ThreatNix reports, the Drupal team publicly acknowledged a severe vulnerability in the open source CMS Drupal on March with the release of a patch to address the vulnerability. The vulnerability stemming from the insecure handling of user inputs received from form API AJAX requests allows unauthenticated, remote code execution in the affected website. The vulnerability can be leveraged to completely take over an affected site.

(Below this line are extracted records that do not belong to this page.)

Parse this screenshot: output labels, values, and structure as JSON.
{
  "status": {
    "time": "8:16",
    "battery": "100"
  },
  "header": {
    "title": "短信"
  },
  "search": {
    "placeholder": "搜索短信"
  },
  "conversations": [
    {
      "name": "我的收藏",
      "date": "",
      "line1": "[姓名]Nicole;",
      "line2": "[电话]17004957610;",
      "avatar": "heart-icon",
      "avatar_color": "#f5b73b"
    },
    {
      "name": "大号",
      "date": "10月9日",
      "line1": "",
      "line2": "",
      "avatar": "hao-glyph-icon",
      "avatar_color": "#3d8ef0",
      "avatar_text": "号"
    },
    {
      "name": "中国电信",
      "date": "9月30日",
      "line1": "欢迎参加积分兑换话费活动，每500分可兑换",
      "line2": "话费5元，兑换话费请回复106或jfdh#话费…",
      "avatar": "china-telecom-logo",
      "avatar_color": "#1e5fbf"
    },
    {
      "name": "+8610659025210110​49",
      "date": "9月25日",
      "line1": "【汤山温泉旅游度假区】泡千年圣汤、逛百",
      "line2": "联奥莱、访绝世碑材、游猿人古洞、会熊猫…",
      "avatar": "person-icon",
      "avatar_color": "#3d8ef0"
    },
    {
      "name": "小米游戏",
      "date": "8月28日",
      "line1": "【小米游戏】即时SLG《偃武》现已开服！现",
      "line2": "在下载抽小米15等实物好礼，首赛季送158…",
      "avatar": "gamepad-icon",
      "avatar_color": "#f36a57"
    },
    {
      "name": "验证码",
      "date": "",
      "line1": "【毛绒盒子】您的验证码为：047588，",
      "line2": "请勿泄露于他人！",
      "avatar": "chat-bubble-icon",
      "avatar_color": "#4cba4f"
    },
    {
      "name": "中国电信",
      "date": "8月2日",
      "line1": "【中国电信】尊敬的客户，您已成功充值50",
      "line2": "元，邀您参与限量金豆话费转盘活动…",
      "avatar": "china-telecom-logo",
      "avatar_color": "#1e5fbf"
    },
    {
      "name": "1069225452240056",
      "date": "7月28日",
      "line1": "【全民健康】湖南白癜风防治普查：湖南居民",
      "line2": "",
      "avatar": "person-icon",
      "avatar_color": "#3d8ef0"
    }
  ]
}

The POC exploit for the vulnerability has been recently released by a Russian security researcher after Check Point, and Dofinity published the technical details of the vulnerability. Following the public release of the exploit,
After Check Point and Dofinity published the technical aspects of the vulnerability, Russian security researched released the POC exploit for the vulnerability. Researchers from Sucuri, Imperva, and the SANS Internet Storm Center have observed automated attempts to develop the weakness named Drupalgeddon2 originating from hundreds of sources. Many attempts to exploit more than a million websites built on Drupal have been identified over the past couple of days.
According to ThreatNix, this vulnerability that affects Drupal versions 6 to 8 is being used to compromise sites to embed crypto miners within them. This exploit has further boosted the injection of crypto miners by taking over websites which have been a trend among malicious actors for quite some time now.
Drupal is a free and open source content management framework written in PHP and distributed under the GNU General Public License. Drupal provides a back-end framework for at least 2.3% of all websites worldwide – ranging from personal blogs to corporate, political, and government sites. Systems also use Drupal for knowledge management and business collaboration.
As of January 2018, the Drupal community is composed of more than 1.3 million members, including 109,800 users actively contributing, resulting in more than 39,500 free modules that extend and customize Drupal functionality, over 2,570 free themes that change the look and feel of Drupal, and at least 1,200 free distributions that allow users to quickly and easily set up an elaborate, use-specific Drupal in fewer steps.
Drupal 7.58 or Drupal 8.5.1 should be immediately upgraded by website administrator to remove the vulnerability. While Drupal 6, also affected by the vulnerability, is no longer supported, a patch was still provided to address the weakness in this version.
Many reputed IT professionals have publicly warned against the issues. They unsurprisingly have asked people to immediately update Drupal to the patched version and to consider themselves hacked if they do not do so quickly.